Some version of the institution of apprenticeship still exists in some countries, notably the German-speaking ones, but it is at least as common to find a different approach to managing the work-classroom interface, known as alternance. Here trainees are students rather than cadet workers and spend part of their time under instruction and supervision in the workplace. On completing the program of study, the student enters the labor market, usually with a qualification.
Contingent Vocational Preparation
Such systems are to be distinguished from cases where classroom instruction or workplace training takes place for a very specific need. All workers undergo such contingent preparation at some point in their working lives, and it is clearly an important aspect of job preparation. It should, however, be distinguished from the longer term educational processes described above.

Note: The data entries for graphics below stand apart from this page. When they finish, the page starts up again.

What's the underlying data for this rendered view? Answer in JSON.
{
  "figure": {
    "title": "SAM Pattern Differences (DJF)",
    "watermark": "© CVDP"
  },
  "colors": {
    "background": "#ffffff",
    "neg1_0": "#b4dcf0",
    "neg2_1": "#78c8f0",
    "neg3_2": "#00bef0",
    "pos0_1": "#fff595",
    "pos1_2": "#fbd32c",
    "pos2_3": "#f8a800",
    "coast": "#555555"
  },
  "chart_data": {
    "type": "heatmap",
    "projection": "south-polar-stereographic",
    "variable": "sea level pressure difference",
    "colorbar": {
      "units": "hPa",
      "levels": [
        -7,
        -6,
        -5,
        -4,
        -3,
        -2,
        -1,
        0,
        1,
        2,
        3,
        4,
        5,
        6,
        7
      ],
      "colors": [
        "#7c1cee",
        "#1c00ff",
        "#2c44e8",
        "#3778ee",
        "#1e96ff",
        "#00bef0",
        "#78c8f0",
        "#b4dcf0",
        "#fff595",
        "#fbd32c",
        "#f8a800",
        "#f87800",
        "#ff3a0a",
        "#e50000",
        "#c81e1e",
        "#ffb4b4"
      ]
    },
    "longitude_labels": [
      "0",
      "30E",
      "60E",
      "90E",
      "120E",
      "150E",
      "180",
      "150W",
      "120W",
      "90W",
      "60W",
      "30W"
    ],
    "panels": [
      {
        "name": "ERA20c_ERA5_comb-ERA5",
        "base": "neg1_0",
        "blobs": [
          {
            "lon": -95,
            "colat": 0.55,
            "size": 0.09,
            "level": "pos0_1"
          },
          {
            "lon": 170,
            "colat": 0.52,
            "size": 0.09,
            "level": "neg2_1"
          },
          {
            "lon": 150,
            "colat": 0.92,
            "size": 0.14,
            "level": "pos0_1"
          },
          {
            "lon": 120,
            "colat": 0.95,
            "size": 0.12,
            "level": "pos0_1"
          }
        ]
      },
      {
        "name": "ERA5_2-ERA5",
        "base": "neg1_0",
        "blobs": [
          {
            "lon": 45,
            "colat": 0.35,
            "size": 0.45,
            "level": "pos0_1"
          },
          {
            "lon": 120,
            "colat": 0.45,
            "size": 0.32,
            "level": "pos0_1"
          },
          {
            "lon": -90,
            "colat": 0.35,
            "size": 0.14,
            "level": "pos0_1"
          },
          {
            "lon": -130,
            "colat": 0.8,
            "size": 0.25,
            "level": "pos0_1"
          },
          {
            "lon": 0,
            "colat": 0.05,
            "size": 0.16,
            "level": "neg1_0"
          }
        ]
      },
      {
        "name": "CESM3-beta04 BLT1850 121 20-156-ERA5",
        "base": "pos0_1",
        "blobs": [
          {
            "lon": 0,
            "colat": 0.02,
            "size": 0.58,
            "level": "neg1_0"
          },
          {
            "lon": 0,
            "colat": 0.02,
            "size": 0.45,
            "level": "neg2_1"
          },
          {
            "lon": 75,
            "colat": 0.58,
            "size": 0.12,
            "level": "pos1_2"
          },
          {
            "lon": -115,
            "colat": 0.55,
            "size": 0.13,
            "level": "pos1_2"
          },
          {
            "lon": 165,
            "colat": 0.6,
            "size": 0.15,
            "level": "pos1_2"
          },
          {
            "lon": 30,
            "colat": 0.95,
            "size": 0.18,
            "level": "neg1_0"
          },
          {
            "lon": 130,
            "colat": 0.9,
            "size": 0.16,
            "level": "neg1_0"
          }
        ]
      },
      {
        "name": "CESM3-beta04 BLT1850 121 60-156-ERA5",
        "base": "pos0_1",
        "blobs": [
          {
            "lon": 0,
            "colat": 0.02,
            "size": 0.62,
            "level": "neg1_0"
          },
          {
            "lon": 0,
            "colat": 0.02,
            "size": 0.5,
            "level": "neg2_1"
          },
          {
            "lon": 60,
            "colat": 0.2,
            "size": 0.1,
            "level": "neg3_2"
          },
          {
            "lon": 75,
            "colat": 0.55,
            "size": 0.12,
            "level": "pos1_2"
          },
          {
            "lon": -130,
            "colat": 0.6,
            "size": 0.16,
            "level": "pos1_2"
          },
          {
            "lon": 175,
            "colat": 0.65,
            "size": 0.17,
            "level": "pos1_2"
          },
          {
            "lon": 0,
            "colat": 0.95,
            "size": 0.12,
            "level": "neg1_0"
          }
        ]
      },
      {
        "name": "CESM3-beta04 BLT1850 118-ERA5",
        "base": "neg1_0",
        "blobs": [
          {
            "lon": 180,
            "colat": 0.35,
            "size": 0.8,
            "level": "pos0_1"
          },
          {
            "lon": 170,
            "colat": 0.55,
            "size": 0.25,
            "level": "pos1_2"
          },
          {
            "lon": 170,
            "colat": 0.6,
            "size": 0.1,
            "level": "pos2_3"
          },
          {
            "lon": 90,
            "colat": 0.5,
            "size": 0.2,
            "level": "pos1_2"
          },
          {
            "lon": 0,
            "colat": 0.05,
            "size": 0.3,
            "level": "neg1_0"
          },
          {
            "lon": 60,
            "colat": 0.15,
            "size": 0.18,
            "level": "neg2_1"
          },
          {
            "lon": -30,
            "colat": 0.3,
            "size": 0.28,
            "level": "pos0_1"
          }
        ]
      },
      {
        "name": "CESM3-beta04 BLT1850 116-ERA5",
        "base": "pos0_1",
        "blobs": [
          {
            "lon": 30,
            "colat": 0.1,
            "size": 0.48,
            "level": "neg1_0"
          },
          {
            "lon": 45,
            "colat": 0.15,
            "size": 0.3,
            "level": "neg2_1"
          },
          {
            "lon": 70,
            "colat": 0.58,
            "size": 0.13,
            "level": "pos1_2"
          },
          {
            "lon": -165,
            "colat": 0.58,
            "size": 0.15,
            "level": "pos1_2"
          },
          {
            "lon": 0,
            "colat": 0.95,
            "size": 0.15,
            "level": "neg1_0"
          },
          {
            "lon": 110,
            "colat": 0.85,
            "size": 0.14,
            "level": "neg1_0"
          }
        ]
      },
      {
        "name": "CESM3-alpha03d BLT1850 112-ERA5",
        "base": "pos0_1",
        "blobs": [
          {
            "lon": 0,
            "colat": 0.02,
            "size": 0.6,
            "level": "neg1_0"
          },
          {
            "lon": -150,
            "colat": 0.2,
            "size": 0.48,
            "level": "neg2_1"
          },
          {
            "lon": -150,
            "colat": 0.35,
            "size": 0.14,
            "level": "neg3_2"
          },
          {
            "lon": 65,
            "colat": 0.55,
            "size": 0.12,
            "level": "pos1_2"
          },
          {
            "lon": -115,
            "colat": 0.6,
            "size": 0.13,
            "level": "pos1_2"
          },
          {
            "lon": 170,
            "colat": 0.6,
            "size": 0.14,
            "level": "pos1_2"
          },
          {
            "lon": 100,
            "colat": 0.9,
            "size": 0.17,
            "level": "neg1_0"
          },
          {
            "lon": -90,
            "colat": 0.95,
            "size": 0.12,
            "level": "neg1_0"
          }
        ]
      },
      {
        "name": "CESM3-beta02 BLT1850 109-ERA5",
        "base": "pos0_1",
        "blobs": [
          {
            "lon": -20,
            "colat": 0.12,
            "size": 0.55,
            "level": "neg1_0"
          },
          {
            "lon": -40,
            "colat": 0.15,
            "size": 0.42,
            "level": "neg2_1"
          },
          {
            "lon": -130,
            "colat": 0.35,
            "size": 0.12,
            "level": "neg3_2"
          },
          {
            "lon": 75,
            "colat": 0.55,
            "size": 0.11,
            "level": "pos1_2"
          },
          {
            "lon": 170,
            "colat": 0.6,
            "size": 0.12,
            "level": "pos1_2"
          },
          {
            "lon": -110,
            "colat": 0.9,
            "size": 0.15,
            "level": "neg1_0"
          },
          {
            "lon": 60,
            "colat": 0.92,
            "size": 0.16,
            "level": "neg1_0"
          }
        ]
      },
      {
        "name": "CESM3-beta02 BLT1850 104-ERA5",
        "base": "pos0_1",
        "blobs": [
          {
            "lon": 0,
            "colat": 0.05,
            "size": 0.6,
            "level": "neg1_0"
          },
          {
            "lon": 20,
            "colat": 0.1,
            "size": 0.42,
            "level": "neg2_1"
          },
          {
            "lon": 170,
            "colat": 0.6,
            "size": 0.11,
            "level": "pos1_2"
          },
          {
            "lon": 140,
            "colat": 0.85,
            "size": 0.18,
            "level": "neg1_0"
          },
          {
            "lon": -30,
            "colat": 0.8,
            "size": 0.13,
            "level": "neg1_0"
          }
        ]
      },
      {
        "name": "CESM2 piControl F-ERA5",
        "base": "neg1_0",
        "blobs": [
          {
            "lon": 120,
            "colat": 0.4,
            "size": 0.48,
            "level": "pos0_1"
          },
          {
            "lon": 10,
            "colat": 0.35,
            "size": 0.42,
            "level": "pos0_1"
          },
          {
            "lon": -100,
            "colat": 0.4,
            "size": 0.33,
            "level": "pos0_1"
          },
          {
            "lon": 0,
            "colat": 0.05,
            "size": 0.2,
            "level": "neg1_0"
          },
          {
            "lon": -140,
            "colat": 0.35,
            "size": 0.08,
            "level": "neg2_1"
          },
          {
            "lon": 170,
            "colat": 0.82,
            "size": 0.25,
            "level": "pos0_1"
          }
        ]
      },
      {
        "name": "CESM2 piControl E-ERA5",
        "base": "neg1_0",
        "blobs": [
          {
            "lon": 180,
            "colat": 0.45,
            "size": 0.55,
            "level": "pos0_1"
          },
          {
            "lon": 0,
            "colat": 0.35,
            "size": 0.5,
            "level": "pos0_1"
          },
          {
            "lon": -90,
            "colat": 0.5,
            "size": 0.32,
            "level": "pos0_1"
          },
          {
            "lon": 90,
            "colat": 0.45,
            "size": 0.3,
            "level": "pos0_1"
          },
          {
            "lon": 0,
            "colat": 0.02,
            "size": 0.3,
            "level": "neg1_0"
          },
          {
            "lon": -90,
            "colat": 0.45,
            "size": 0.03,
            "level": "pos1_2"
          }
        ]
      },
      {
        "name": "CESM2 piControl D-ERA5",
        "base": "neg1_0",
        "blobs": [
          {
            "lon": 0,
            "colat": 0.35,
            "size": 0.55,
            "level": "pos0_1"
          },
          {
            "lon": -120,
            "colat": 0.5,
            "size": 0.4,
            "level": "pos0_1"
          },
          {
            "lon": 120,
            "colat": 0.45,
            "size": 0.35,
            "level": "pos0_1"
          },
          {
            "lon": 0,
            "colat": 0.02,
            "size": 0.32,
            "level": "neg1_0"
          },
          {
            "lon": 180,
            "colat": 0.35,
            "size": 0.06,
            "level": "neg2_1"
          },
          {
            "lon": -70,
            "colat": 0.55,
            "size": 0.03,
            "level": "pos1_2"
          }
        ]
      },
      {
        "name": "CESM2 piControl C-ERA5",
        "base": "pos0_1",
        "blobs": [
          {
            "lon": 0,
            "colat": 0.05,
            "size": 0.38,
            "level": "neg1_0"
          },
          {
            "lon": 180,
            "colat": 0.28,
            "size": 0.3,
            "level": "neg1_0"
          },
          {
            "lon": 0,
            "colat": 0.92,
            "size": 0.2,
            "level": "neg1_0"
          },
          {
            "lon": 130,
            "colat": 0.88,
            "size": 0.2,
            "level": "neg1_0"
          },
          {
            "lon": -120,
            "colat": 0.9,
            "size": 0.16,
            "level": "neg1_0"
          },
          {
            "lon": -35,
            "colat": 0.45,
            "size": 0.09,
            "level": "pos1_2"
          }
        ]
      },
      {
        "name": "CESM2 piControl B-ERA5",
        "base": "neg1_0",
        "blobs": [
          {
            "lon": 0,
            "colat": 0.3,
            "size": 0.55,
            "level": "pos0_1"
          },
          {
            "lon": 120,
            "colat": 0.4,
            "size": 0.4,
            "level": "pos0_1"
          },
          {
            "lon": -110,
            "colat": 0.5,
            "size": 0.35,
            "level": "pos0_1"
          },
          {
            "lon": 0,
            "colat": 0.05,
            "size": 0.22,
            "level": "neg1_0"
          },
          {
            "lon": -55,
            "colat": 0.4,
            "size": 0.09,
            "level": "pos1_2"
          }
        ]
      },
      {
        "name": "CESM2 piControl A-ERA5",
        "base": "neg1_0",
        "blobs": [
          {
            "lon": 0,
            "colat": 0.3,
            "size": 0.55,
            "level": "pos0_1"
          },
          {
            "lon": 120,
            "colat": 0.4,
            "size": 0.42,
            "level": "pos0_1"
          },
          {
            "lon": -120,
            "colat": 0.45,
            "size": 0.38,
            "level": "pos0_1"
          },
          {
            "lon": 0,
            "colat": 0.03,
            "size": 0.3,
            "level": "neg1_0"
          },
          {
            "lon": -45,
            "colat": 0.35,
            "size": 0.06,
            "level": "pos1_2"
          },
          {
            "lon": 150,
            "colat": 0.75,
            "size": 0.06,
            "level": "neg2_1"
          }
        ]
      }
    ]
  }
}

Occupational Entry And The Development Of A Career
Apprenticeship and alternance-based systems of vocational education usually prepare young people for a career within an occupation, which will consist of a series of jobs. Occupational mobility is much less common than job mobility and is often confused with it. Both alternance- and apprenticeship-based systems usually provide the novice with a wide-ranging set of occupational as well as job-specific knowledge and skill. This poses a problem for employer-based systems of vocational education, as it is certain that occupational knowledge will help to make apprentices employable in other firms within that occupational structure. Any form of vocational education that involves direct expense by the employer and includes an element of occupational and not merely job preparation runs this risk. Such systems therefore either require a degree of employer solidarity or some compulsory pooling of resources, so that training does not become an insoluble coordination problem for employers. Vocational education as opposed to job training is therefore more a matter of occupational and industrial preparation than it is preparation for a specific job and is, in that sense, preparation for a career.